The Education Minister has finally announced how he is to square the circle between his desire to axe the publication of school-by-school exam results and the requirements of the Freedom of Information Act that such data cannot be withheld.
Writing in this week's TES Scotland (left), Peter Peacock confirms our report (October 3) that the Scottish Executive will drop the annual publication of secondary school exam results. From mid-December, it will provide the information through school websites along with other details on how well a school is doing.
This will cover the five national priorities for education, which include progress in attainment but which also involve the quality of ethos and learning and teaching approaches as well as figures on discipline and attendance.
Although results for individual schools will continue to be available, the only tables that will be produced will be national and local authority figures which will not identify individual schools. These will be published in early November.

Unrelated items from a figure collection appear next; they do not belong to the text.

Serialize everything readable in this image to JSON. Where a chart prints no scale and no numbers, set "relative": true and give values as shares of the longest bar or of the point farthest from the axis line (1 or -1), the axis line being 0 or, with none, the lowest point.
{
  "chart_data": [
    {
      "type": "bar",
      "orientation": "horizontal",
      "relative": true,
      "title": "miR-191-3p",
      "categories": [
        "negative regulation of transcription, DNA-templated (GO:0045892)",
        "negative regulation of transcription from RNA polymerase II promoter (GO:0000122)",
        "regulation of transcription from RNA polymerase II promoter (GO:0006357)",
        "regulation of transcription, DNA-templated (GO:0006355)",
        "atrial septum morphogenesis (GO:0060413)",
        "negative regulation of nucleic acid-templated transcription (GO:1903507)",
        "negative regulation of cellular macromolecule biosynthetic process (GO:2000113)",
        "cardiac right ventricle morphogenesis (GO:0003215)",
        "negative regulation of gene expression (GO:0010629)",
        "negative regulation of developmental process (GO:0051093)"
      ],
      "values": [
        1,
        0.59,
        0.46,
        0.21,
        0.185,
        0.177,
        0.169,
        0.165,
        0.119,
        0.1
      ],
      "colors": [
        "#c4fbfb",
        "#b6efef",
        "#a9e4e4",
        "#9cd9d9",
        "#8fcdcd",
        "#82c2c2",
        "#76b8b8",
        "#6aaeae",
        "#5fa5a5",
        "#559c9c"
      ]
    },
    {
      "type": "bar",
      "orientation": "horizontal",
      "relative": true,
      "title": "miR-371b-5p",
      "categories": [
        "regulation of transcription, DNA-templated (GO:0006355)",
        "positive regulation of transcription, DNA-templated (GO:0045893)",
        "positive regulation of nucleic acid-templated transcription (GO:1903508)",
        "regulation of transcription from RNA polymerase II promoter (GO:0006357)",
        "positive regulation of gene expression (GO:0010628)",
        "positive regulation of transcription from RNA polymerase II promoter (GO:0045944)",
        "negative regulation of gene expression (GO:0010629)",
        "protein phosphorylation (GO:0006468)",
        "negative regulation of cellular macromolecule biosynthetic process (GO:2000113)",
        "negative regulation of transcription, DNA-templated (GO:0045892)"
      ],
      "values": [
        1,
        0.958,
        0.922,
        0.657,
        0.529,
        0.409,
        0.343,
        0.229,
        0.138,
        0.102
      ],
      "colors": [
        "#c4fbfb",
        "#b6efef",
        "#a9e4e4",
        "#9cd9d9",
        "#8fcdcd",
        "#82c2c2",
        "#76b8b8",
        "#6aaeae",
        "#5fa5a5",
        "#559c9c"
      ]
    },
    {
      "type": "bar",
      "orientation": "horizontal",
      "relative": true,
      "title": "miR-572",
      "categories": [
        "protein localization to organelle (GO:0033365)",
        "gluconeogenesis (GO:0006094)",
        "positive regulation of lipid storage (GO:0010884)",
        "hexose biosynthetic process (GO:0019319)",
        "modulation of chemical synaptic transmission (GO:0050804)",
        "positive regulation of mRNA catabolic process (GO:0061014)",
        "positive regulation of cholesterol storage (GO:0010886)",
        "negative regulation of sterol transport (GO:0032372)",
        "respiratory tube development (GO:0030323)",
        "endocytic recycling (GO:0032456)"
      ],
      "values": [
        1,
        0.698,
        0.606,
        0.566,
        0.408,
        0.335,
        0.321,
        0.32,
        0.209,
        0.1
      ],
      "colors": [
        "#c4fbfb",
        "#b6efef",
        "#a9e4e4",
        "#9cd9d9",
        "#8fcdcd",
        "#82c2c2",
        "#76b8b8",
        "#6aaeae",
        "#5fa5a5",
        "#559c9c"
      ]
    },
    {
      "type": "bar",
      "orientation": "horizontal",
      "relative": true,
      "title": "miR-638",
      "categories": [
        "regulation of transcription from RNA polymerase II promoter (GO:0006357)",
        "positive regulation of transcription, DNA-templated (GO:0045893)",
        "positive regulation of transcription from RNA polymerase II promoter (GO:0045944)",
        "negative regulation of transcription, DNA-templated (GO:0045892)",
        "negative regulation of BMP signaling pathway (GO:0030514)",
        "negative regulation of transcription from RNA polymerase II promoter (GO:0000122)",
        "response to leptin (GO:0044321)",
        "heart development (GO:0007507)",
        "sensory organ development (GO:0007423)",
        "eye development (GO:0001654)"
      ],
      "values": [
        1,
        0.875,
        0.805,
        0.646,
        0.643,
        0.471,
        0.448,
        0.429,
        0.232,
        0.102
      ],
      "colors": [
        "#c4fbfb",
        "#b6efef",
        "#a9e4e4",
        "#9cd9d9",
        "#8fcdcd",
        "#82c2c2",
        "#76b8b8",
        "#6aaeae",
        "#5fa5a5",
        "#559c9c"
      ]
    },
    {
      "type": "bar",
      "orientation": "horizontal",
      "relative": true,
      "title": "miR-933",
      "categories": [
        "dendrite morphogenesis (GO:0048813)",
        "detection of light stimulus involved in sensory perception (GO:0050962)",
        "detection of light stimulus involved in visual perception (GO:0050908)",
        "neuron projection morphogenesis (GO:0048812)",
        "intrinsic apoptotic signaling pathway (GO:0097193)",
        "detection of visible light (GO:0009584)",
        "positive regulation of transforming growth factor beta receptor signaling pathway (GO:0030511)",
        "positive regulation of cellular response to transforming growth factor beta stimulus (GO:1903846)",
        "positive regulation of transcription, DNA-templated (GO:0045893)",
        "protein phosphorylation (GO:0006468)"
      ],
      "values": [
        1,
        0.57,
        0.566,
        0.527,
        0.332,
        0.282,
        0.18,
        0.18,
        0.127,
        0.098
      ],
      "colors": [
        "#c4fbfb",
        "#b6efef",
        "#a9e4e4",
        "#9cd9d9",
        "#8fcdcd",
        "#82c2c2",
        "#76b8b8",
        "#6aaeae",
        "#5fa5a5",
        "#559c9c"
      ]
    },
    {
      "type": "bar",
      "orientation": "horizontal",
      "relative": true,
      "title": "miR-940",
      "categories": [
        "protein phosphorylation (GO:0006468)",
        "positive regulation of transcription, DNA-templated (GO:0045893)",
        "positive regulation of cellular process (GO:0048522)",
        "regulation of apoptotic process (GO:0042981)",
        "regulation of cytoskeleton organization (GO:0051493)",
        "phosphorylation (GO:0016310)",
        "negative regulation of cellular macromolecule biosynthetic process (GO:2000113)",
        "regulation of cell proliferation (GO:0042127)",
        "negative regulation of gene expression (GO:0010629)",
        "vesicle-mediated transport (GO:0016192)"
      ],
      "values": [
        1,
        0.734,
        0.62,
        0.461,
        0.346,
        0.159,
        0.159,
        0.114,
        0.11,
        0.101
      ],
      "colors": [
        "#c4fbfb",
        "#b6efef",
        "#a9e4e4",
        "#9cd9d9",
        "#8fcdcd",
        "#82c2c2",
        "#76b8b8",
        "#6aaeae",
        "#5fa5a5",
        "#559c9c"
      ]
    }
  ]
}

It is clear from Mr Peacock's comments that he is having to tread a delicate line between providing information and suppressing it. Website access to school handbooks, which already carry information on exam results, is now seen as the route by which parents can find full information about the performance of a school.
Mr Peacock says it is still important for parents to have access to information on a range of schools.
Reaction was mixed. The Scottish Parent Teacher Council said it was "a big shift" signalling the importance of making value judgments about schools which are not just about statistics. But the SNP said exam results could still be found online, and the Tories suggested this would be used to continue constructing "league" tables.
Mr Peacock, in a parliamentary written answer last week, stated: "Taken together, our commitments represent a comprehensive approach to extending access to all available data, including exam results. They move decisively away from simplistic comparisons of school performance using only exam results towards a rigorous but better balanced overall approach to the evaluation of school performance in Scotland."